Oh my.  Can I really be this inclusive?  And can I really let go of the world while living fully in it?  I don’t know.

Day Two

So many human beings with things to say in Colorado.  And such a blessing to me.  I love hearing people speak from the heart, and more and more I’m doing that too, even sometimes at the Belmont Diner, around the horseshoe-shaped lunch counter.  It takes courage to speak out, not full of opinions about the events of the day, but rather about what’s supremely important in my life: love.  May we all sense the stirrings of the heart and bring that energy to our lips.  May “sometimes” turn to “often”.

Here are some sweet thoughts from the presenters on Day Two:

“What we value, what we think about, what we identify with, is transformed.”

It seems like a natural process happening within me, “on the road to find out”.  No effort.  As the Buddha said, what I think about … I become.

“In the last 20 years, global poverty has been cut in half, and will likely be wiped out in our lifetime.  In 1950, less than 10% of the world’s population was considered middle class.  Today it’s almost 50%.  A century ago, just a few countries were democratic, and some of those only partially so.  Today nearly 2/3 of countries are democracies.  Two hundred years ago, only 12% of the world’s population could read.  Today 86%.”

I had no idea of the advancements mankind has made.  My focus has been almost exclusively on the problems.  While naturally we need to address these problems, we also need to celebrate our emerging goodness.

“How shall we respond to challenges?  We have choices:

1. Do nothing
2. Blame, cope, give our opinions
3. Transact – Do something!  Anything.  (a recipe for burnout)
4. Transform – Do something that gives life”

Whatever I do, may my heart dance with my mind.

“Think about what’s true for you.  If it doesn’t motivate action, if it doesn’t guide intuition, if it doesn’t settle emotion, if it doesn’t build resilience, if it doesn’t guide what you do now, it’s not deep enough.  It won’t save you.”

I need to sit quietly with myself and let my deepest truths bubble to the surface.

“Focus on the other person feeling understood and respected.  Look for what’s best in what they’re offering to influence you.”

Let go of rehearsing my next speech.  What beauty is held by the person sitting across from me?

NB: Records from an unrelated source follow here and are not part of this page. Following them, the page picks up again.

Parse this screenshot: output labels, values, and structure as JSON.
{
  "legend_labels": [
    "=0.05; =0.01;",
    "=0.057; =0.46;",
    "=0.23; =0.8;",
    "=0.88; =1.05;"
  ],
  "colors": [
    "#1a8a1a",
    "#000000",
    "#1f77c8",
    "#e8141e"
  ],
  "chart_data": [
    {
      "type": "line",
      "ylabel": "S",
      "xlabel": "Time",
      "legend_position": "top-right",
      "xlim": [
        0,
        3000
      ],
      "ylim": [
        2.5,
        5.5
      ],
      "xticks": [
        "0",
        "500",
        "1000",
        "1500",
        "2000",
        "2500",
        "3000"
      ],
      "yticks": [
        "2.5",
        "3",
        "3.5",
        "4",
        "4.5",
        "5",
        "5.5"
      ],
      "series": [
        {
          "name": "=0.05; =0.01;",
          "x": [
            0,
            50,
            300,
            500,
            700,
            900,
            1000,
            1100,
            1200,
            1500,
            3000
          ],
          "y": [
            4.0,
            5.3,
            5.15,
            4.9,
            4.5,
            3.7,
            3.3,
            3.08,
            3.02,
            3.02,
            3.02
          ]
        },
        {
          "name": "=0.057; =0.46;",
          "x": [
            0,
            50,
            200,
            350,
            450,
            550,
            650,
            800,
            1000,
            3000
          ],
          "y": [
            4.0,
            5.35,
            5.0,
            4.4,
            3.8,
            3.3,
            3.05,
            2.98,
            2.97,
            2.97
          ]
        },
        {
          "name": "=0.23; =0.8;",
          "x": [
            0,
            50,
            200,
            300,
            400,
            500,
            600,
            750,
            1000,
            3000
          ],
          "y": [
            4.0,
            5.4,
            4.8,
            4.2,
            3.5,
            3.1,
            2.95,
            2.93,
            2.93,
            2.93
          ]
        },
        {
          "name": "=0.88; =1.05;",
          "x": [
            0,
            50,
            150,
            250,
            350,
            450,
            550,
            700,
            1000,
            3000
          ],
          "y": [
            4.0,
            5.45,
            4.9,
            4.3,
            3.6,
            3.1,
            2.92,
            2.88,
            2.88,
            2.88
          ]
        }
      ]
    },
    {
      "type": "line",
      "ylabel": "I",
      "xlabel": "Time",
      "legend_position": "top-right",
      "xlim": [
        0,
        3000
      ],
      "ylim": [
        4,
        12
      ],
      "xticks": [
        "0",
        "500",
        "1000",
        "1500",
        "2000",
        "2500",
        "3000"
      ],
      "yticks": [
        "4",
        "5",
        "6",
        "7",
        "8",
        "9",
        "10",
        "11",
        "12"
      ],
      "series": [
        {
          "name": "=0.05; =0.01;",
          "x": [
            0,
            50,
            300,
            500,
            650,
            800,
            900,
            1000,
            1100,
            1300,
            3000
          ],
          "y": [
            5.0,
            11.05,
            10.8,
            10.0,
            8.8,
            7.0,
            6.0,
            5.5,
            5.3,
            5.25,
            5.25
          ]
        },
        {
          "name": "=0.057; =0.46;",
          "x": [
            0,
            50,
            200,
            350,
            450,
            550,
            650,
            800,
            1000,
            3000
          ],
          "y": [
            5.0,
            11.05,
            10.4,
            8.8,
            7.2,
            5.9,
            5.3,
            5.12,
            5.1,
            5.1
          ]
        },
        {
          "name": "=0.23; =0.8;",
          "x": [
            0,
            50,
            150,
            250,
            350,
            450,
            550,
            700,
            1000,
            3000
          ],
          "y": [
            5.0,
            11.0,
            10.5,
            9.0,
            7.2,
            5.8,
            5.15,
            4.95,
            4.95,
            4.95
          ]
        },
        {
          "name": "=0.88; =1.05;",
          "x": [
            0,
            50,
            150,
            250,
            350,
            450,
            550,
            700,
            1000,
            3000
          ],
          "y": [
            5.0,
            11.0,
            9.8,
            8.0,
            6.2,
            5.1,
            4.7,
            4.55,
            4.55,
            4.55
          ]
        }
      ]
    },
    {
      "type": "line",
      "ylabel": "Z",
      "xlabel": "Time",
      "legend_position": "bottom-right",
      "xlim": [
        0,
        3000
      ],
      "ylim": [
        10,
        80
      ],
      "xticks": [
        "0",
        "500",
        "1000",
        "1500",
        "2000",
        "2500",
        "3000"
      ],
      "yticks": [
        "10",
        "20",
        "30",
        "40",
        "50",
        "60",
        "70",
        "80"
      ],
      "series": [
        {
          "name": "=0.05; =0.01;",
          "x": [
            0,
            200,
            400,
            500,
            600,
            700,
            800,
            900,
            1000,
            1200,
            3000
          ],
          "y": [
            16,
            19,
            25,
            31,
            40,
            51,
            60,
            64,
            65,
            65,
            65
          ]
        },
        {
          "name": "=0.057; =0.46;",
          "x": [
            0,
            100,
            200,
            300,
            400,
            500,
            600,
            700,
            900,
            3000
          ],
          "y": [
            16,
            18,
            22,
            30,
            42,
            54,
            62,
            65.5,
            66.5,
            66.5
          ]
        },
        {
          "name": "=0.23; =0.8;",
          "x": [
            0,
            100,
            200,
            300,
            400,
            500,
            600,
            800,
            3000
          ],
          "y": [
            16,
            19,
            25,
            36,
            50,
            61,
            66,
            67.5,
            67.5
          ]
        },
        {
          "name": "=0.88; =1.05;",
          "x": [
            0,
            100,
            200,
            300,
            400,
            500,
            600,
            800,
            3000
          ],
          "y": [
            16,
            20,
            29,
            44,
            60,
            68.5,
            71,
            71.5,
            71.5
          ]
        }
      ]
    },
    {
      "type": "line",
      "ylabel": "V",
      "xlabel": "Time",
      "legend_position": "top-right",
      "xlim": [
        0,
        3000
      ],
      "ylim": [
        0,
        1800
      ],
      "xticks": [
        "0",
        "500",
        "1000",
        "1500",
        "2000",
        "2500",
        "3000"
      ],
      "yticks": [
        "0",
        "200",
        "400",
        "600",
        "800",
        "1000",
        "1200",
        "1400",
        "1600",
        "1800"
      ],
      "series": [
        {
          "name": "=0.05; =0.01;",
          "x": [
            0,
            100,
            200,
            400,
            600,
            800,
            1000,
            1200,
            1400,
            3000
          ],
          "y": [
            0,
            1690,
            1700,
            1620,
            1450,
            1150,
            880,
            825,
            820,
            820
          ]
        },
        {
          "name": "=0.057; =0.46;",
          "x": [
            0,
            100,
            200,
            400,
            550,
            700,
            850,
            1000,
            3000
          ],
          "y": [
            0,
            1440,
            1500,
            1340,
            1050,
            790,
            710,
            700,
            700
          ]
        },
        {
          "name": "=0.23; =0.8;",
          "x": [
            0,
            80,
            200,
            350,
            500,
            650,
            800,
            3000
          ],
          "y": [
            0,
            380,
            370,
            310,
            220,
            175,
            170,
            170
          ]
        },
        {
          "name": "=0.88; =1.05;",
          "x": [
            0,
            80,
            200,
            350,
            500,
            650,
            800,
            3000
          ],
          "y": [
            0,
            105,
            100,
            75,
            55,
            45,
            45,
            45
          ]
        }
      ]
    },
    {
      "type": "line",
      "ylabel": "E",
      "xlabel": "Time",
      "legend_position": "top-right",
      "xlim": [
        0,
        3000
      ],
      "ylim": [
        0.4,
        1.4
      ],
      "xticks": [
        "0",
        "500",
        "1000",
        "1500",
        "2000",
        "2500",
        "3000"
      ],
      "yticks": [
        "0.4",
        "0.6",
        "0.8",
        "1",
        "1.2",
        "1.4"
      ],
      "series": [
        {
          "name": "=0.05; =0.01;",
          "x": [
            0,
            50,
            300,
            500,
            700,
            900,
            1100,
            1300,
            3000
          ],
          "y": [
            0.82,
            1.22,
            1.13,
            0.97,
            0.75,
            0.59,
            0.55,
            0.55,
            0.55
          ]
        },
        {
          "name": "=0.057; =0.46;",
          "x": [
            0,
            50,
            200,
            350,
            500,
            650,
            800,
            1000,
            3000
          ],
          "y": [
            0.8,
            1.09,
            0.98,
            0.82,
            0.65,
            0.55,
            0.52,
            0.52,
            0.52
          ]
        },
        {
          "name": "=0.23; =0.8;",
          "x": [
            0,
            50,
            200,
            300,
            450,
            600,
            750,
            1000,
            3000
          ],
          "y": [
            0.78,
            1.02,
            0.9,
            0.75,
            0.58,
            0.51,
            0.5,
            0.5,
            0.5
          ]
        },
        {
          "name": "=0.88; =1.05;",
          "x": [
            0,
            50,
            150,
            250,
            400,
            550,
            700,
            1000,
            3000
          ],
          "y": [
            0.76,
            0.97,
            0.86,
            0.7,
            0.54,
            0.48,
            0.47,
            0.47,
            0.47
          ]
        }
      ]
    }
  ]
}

“He acts whenever action is required.   He cares for whatever needs his care.  He destroys what needs to be destroyed.”

Not a suggestion for violence but a commitment to stand up for what enhances human life and to resist what doesn’t

“Spondic love is the experience of a deep sense of ‘I am’.  And may you be.  You want to give life force to the other person.  You want them to have everything.  And you can feel it, from your belly and heart.  You want them to be blessed, exploded with life.  It’s a kind of communion.”

Oh my.  Relationship so beyond any self-help book.  A deepness of “we” that can transform the world.  Reverence.  Connection.  Love.